MissAnthrope's avatar

Use coffee filters or newspaper to clean glass and mirrors. They leave behind less lint than paper towels or cloths.

Raoul's avatar

To polish silver, use toothpaste. Not the gel kind.

Raoul's avatar

Those teeny tiny ants that come in the house some places? Put down a scented dryer sheet where they enter the house and bye-bye ants.

MissA's avatar

In the south, we have huge beetle-like bugs which are attracted to landscaping mulch. From what I’ve read, they are indeed some type of cockroach. Mostly, they measure in at nearly three-inches in length (just eye-balling, thank you). Boric acid in strategic places keeps them from entering the house.

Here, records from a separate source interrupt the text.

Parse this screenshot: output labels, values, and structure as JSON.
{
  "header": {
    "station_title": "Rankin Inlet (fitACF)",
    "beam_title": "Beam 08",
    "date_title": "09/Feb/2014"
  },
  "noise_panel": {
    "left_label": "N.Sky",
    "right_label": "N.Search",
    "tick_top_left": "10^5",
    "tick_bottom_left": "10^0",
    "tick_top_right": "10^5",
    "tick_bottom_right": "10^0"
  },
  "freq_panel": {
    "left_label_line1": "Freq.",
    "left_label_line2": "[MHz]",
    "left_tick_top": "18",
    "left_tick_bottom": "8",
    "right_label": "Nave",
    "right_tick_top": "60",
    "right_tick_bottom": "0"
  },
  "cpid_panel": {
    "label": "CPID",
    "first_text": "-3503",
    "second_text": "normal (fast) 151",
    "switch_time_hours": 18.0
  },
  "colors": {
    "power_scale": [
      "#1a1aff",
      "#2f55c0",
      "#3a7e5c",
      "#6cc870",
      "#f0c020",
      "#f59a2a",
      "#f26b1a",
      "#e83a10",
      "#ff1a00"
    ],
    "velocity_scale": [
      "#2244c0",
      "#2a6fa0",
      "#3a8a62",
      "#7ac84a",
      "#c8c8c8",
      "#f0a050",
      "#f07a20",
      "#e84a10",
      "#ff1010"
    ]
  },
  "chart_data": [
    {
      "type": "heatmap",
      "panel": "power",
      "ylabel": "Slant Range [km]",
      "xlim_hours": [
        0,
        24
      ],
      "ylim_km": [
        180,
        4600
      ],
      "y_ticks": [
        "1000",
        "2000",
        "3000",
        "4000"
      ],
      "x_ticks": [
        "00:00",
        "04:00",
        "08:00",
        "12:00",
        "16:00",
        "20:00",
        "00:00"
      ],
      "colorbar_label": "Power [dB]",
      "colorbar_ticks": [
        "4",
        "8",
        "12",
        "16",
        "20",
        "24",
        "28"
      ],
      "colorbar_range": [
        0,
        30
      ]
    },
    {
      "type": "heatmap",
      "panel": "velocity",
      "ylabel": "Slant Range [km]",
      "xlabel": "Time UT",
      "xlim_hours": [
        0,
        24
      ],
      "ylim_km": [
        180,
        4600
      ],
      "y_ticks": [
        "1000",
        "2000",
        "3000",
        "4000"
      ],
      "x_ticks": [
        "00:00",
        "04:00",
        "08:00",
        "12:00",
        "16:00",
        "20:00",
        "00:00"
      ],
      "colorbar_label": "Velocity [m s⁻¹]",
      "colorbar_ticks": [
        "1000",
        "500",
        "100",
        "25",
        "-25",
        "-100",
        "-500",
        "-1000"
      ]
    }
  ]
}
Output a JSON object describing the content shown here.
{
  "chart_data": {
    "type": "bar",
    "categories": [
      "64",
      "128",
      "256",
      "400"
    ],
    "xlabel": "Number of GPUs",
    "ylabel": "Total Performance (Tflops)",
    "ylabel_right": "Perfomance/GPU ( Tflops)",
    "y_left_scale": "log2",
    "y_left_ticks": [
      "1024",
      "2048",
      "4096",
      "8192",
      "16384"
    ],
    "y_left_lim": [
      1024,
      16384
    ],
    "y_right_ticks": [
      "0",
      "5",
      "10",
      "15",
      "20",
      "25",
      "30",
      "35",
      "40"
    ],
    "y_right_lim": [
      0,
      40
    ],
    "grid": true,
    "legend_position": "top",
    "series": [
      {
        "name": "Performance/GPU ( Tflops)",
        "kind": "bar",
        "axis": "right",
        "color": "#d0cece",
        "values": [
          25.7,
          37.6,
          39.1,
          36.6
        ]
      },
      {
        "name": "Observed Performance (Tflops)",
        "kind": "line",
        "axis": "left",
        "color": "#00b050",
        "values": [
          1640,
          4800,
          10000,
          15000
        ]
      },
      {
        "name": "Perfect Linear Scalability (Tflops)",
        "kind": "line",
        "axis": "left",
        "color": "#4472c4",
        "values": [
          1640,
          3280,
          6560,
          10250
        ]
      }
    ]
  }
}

IF they do succeed in finding their way into your house, they will leave behind that which is as large as mouse droppings. They are also attracted to the glue part of envelopes, toothpaste, paper products (like toilet paper),

We use jar lids with boric acid. They get the acid crystals on their feet and take it back to their home place. When they ingest the crystals, it doesn’t move through their innards in a way that’s congruent with life.

bippee's avatar

Toothpaste will make diamonds sparkle brightly

limeaide's avatar

@bippee you reminded me that I use toothpaste to clean my shaving mirror I keep in the shower.

Another one I just thought of, to remove permanent mark from hard surfaces use a dry erase marker and color over the permanent marker and wipe off with a cloth or dry marker eraser both dry erase marker and permanent marker is now gone.